For its 50 percent stake in the new company BP will pay AAR $3 billion in cash on completion of the deal and three subsequent annual tranches of $1.25 billion in BP shares, valued at market prices prior to each annual payment.
The transaction, which will be effective from January 1, 2003, is scheduled for completion in the summer.
BP said the deal would be immediately accretive to cashflow, earnings per share and return on capital employed, and it expected to improve performance significantly over the next four years through synergies, cost reductions and output growth.
Chief executive Lord Browne described the transaction as "a major strategic step into a country with massive oil and gas reserves and immense potential for future growth."
He said: "BP entered Russia five years ago when we bought ten percent of Sidanco. We had a tough time initially, but after the present management and ownership structure was established early in 2001 we have gradually built an important, mutually beneficial relationship with the owners of AAR and learned a great deal about doing business in Russia.
"Over the past year we have conducted a very thorough examination of the assets involved in this deal, including rigorous and extensive physical inspections. We have also taken great care to put in place a system of governance that safeguards the interests of all parties.
"These prudent measures, combined with Russia's greatly improved economic stability, improved legal system and increasing commitment to international rules of trade and business, have convinced BP that now is the time to deepen our partnership with AAR.
"We believe this to be a great moment in the history of BP and of TNK/Sidanco and, indeed, an important milestone in the history of the industry. It marks a step change for both companies and establishes a business which will be able to meet the competitive challenge ahead," Browne said.
The new company will be governed by a ten-strong board, with members nominated equally by BP and AAR and decisions taken unanimously. AAR will nominate the chairman of the Board, and BP will nominate the chief executive and provide significant management and technical resources to the new company. BP and AAR intend to apply western principles of corporate governance.
The new combined company will have production of some 1.2 million barrels of oil a day. BP estimates that the oil and gas resources of the new concern are at least 5.2 billion barrels.

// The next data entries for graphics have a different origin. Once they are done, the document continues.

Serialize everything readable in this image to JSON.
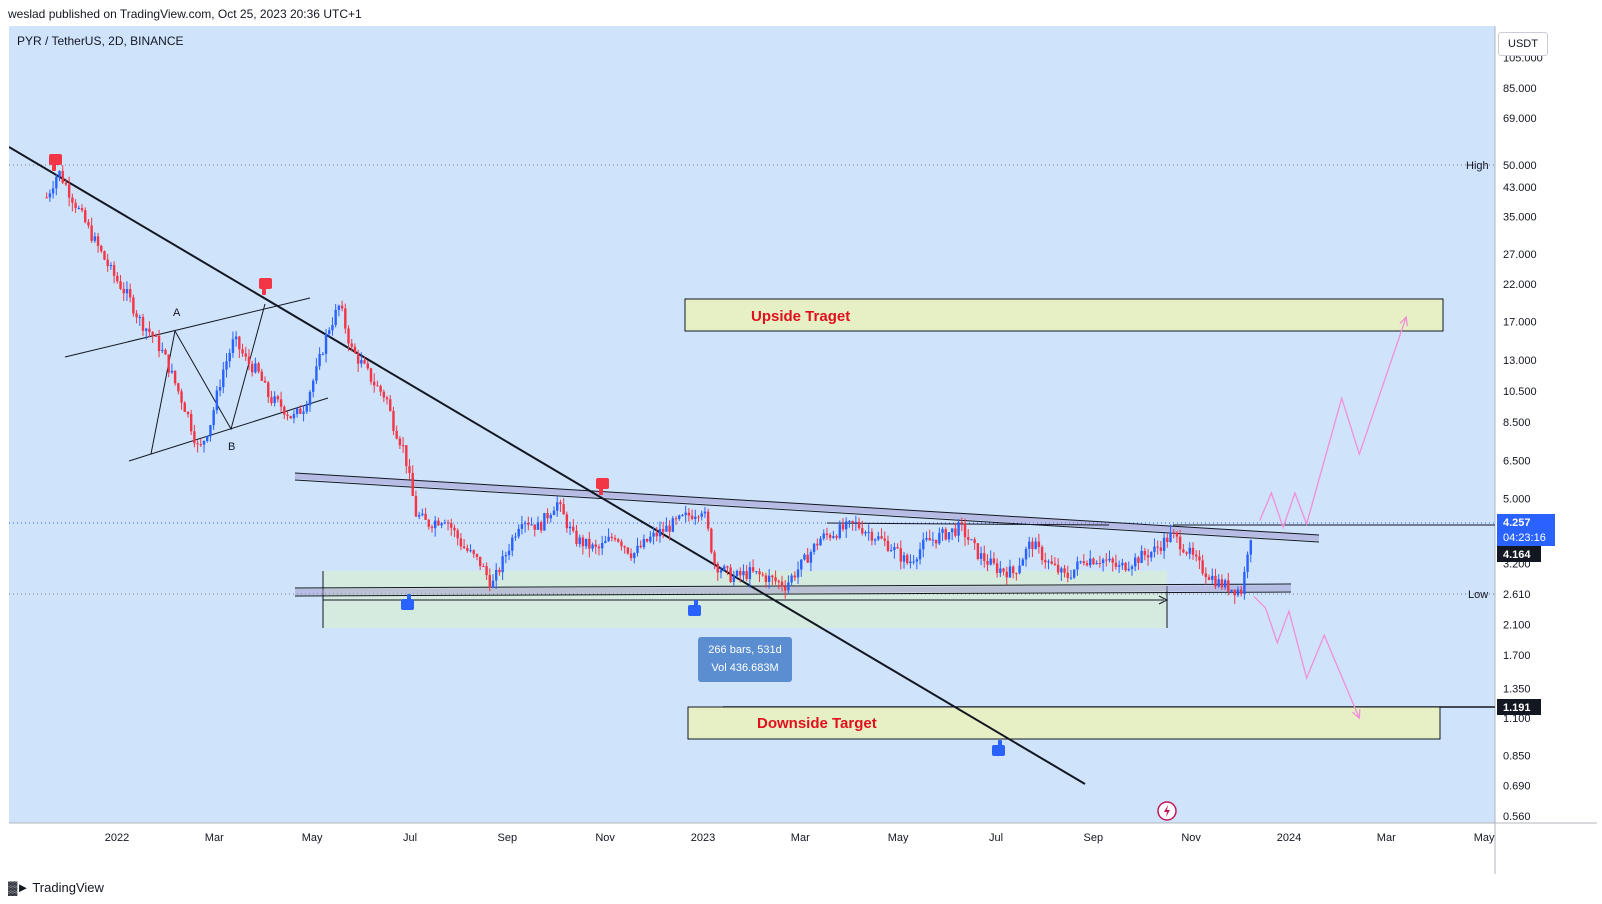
{
  "header": {
    "publisher_text": "weslad published on TradingView.com, Oct 25, 2023 20:36 UTC+1"
  },
  "footer": {
    "brand": "TradingView"
  },
  "toolbar": {
    "currency": "USDT"
  },
  "colors": {
    "background": "#cfe3fb",
    "up_candle": "#2962ff",
    "down_candle": "#f23645",
    "target_box": "#e6f0c4",
    "range_box": "#d6ebdc",
    "projection": "#f28fd8",
    "label_blue": "#2962ff",
    "label_black": "#131722"
  },
  "chart_data": {
    "type": "candlestick",
    "title": "PYR / TetherUS, 2D, BINANCE",
    "symbol": "PYR / TetherUS",
    "interval": "2D",
    "exchange": "BINANCE",
    "scale": "log",
    "y_ticks": [
      "0.560",
      "0.690",
      "0.850",
      "1.100",
      "1.350",
      "1.700",
      "2.100",
      "2.610",
      "3.200",
      "4.164",
      "4.257",
      "5.000",
      "6.500",
      "8.500",
      "10.500",
      "13.000",
      "17.000",
      "22.000",
      "27.000",
      "35.000",
      "43.000",
      "50.000",
      "69.000",
      "85.000",
      "105.000"
    ],
    "x_ticks": [
      "2022",
      "Mar",
      "May",
      "Jul",
      "Sep",
      "Nov",
      "2023",
      "Mar",
      "May",
      "Jul",
      "Sep",
      "Nov",
      "2024",
      "Mar",
      "May"
    ],
    "price_labels": {
      "current_price": "4.257",
      "countdown": "04:23:16",
      "prev_close": "4.164",
      "high_label": "High",
      "high_value": "50.000",
      "low_label": "Low",
      "low_value": "2.610",
      "target_line_value": "1.191"
    },
    "annotations": {
      "upside_target": "Upside Traget",
      "downside_target": "Downside Target",
      "point_a": "A",
      "point_b": "B",
      "measure_line1": "266 bars, 531d",
      "measure_line2": "Vol 436.683M"
    },
    "price_path": [
      [
        2021.88,
        40
      ],
      [
        2021.9,
        48
      ],
      [
        2021.93,
        38
      ],
      [
        2021.96,
        30
      ],
      [
        2021.99,
        24
      ],
      [
        2022.02,
        20
      ],
      [
        2022.04,
        17
      ],
      [
        2022.06,
        15.5
      ],
      [
        2022.08,
        13.5
      ],
      [
        2022.1,
        11
      ],
      [
        2022.12,
        9
      ],
      [
        2022.14,
        6.9
      ],
      [
        2022.16,
        8.5
      ],
      [
        2022.18,
        12
      ],
      [
        2022.2,
        15
      ],
      [
        2022.22,
        13
      ],
      [
        2022.24,
        12
      ],
      [
        2022.26,
        10
      ],
      [
        2022.28,
        9.5
      ],
      [
        2022.3,
        8.7
      ],
      [
        2022.32,
        9.5
      ],
      [
        2022.34,
        12
      ],
      [
        2022.36,
        16
      ],
      [
        2022.38,
        19
      ],
      [
        2022.4,
        14
      ],
      [
        2022.42,
        12.5
      ],
      [
        2022.44,
        11
      ],
      [
        2022.46,
        10
      ],
      [
        2022.47,
        8.5
      ],
      [
        2022.49,
        7
      ],
      [
        2022.51,
        4.5
      ],
      [
        2022.53,
        4.2
      ],
      [
        2022.56,
        4.4
      ],
      [
        2022.59,
        3.6
      ],
      [
        2022.62,
        3.2
      ],
      [
        2022.64,
        2.75
      ],
      [
        2022.66,
        3.3
      ],
      [
        2022.69,
        4.4
      ],
      [
        2022.72,
        4.1
      ],
      [
        2022.75,
        4.9
      ],
      [
        2022.78,
        3.8
      ],
      [
        2022.82,
        3.5
      ],
      [
        2022.85,
        3.9
      ],
      [
        2022.88,
        3.4
      ],
      [
        2022.91,
        3.8
      ],
      [
        2022.94,
        4.1
      ],
      [
        2022.97,
        4.4
      ],
      [
        2023.0,
        4.7
      ],
      [
        2023.02,
        3.2
      ],
      [
        2023.05,
        2.9
      ],
      [
        2023.08,
        3.0
      ],
      [
        2023.11,
        2.9
      ],
      [
        2023.14,
        2.75
      ],
      [
        2023.17,
        3.2
      ],
      [
        2023.2,
        3.8
      ],
      [
        2023.23,
        4.0
      ],
      [
        2023.26,
        4.2
      ],
      [
        2023.29,
        3.9
      ],
      [
        2023.32,
        3.6
      ],
      [
        2023.35,
        3.2
      ],
      [
        2023.38,
        3.7
      ],
      [
        2023.41,
        3.9
      ],
      [
        2023.44,
        4.1
      ],
      [
        2023.47,
        3.4
      ],
      [
        2023.5,
        3.1
      ],
      [
        2023.53,
        3.0
      ],
      [
        2023.56,
        3.7
      ],
      [
        2023.59,
        3.2
      ],
      [
        2023.62,
        2.9
      ],
      [
        2023.65,
        3.3
      ],
      [
        2023.68,
        3.3
      ],
      [
        2023.71,
        3.1
      ],
      [
        2023.74,
        3.3
      ],
      [
        2023.77,
        3.5
      ],
      [
        2023.8,
        3.9
      ],
      [
        2023.82,
        3.6
      ],
      [
        2023.85,
        3.1
      ],
      [
        2023.88,
        2.8
      ],
      [
        2023.9,
        2.7
      ],
      [
        2023.92,
        2.65
      ],
      [
        2023.93,
        3.6
      ],
      [
        2023.94,
        4.26
      ]
    ],
    "projections": {
      "up_path": [
        [
          2023.95,
          4.3
        ],
        [
          2023.97,
          5.2
        ],
        [
          2023.99,
          4.1
        ],
        [
          2024.01,
          5.2
        ],
        [
          2024.03,
          4.2
        ],
        [
          2024.09,
          10
        ],
        [
          2024.12,
          6.8
        ],
        [
          2024.2,
          17.5
        ]
      ],
      "down_path": [
        [
          2023.94,
          2.55
        ],
        [
          2023.96,
          2.35
        ],
        [
          2023.98,
          1.85
        ],
        [
          2024.0,
          2.3
        ],
        [
          2024.03,
          1.45
        ],
        [
          2024.06,
          1.95
        ],
        [
          2024.12,
          1.1
        ]
      ]
    }
  }
}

BP's share of resources will be in line with its 50 percent interest in the company. Its share of oil production will total more than 500,000 barrels a day. Over 40 per cent of the output is exported as crude and 15 percent as refined product, both at international prices. The remainder is sold domestically at lower prices.
The transaction is subject to regulatory and other approvals, including the consent of the EU and Russian Ministry of Anti-Monopoly Activities.
The assets being contributed by BP to the new company include its holding in Sidanco, its stake in Rusia Petroleum, its interest in the Sakhalin V exploration license and its holding in the BP Moscow retail network.
AAR is contributing its holdings in TNK and Sidanco, its share of Rusia Petroleum, its stake in the Rospan gasfield in West Siberia and its interest in the Sakhalin IV & V exploration licence. Neither AAR's association with Slavneft, nor BP's interest in LukArco or the Russian elements of BP's international businesses such as lubricants, marine and aviation, are included in the transaction.
As at December 31, 2001 the total net assets and profits after tax of the combination of companies which are the subject of this transaction were US $3,635 million and US $1,435 million respectively.